Рядом стреляют наши пушки, а подальше рвутся немецкие снаряды.
— Ну вот, — говорит Дударев. — Наслушаешься этого, а потом опять бомбежкой в кино угощают. Да черт их дери! Пусть они посылают все это в тыл, где этого не видят. А тут дайте нам какую–нибудь человеческую картину. Тоже ж мы люди!
— «Серенаду Солнечной долины» мы смотрели, — говорит начальник политотдела дивизии, маленький курносый человек с детским удивленным выражением лица. — Прелестная картина. Верно, товарищ генерал?
— Ну конечно! Прекрасная картина. Может быть, и не совсем прекрасная. Но по настоящей ситуации хорошая. Вот так им и передайте. Генерал Дударев для вас, может быть, и ничего не значит, но все–таки, как бомбежку на вашем экране слышит, так уходит и больше не смотрит! И считает, что фронтовики с ним согласны. Что ж, в самом деле, — о тыле вы думаете, тылу объясняете, какая она такая, война! А нам? Какой он такой, мир — мы уже о нем забыли, не хотите объяснить? А надо объяснять, какой он из себя мир, без войны когда он был!
Я отвечаю, что кинопрокат, посылающий на фронт не то, что нужно, как видно, неправильно понимает кинопропаганду.
— Вот именно. Пропаганду! — сердится Дударев. — Меня уже поздно пропагандировать. Вы им это скажите.
Должно быть, тема эта занимает его уже давно и серьезно.
— Или вот еще, — продолжает он. — Был я на Западном фронте. Так вот там журнал «Смех» издавался. Кто–то там карикатуру поместил. Не помню, что было под ней написано, а изображены были повешенные. Какой же тут смех, когда людей вешают? Я им написал письмо, что нечего тут смеяться. Издавайте тогда журнал «Трагедия», будем знать, что читаем!

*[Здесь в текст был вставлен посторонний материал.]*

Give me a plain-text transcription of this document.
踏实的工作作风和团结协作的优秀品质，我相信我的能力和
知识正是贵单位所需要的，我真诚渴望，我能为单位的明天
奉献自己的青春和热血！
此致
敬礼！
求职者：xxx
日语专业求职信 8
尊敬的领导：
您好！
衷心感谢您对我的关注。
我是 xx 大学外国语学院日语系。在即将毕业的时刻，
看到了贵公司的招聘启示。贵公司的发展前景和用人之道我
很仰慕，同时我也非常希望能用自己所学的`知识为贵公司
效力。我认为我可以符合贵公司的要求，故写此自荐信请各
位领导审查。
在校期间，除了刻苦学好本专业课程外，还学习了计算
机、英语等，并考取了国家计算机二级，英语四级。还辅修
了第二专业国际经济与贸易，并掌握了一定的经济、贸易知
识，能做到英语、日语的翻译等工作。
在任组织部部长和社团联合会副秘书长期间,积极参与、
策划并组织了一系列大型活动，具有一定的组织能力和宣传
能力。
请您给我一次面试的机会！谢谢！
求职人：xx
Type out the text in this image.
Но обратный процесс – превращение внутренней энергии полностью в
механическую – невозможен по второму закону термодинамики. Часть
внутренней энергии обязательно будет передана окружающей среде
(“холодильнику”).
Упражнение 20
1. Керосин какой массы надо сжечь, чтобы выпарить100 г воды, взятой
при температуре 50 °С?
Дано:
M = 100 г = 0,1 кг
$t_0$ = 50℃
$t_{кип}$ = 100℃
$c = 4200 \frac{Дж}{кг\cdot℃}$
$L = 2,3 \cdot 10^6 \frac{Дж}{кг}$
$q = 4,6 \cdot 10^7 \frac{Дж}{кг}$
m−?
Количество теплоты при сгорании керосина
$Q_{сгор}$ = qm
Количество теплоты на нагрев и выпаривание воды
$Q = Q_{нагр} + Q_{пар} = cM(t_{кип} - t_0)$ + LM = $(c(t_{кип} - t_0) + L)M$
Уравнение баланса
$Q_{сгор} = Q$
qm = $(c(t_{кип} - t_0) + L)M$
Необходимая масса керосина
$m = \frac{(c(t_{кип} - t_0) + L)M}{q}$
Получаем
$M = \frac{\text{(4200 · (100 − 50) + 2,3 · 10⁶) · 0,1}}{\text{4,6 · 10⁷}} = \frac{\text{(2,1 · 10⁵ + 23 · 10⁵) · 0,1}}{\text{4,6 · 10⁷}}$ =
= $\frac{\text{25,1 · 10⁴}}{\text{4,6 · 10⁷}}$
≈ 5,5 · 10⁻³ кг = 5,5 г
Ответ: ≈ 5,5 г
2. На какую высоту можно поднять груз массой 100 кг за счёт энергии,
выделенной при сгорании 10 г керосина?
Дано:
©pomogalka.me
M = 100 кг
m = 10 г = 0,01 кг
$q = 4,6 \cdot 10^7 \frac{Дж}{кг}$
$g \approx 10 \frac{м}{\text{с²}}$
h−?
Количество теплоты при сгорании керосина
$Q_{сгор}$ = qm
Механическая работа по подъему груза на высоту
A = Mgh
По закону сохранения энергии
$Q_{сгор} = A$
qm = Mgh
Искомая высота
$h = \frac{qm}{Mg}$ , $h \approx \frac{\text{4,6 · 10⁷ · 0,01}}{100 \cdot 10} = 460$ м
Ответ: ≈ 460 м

Этот неожиданный для меня разговор перемежается обменом деловыми соображениями между Дударовым и командиром корпуса.
— Неважно сегодня идете, плохо… — говорит Мельников,
глядя на карту.
— Почему плохо? — ворчливо возражает Дударев. — Неплохо идем!
— Нет, плохо, медленно.
— Почему медленно? Прошли за день четыре–пять километров и еще пройдем. Ничего не медленно, — продолжает возражать Дударев все тем же ворчливым тоном.
— И все же надо нажать. Неважно действуете!
— Почему неважно? Тринадцать орудий взяли за утро. Вот, пожалуйста!..
Дударев с торжеством кивает на задрожавшее в эту минуту оконное стекло.
— Вот из немецких бьем, из захваченных 105–миллиметровых, на предельной дальности — и по немцам! А вы говорите, плохо…
— Ну ладно, кончайте разговор, Дударев. Давай нажимай!
— Я нажимаю, — не сдается Дударев, видимо привыкший противоречить начальству. — Вот я подтянул артиллерию и нажал. Сейчас пехота пошла. Артиллерию опять подтяну и опять нажму. А пехоте что ж одной, без артиллерии? Ведь нецелесообразно. Что же нахрапом лезть? Надо сперва подтянуть, потом бить, а потом идти. А потом опять бить и опять идти… Вот и будет все хорошо.
— Ну, давайте мне пункты для бомбежки, — приказывает командир корпуса, прекращая этот разговор.
— Пожалуйста!
Дударев быстро показывает несколько пунктов на карте, которую командир корпуса тотчас же передает начальнику штаба, чтобы тот связался с авиаторами. В это время Дударову звонят из полка.
— Так, — говорит он. — Хорошо!.. Молодцы!.. Ей–богу, молодцы! — И кладет трубку.
— Еще три 105–миллиметровых орудия в полной сохранности захватили. За день шестнадцать, значит. А вы говорите, плохо!
Снова звонит телефон.
— Огонь дать? — спрашивает Дударев. — Куда? По развилке дорог? А что? Отходят?.. Сейчас дадим.
Он с картой в руках поворачивается к начальнику артиллерии.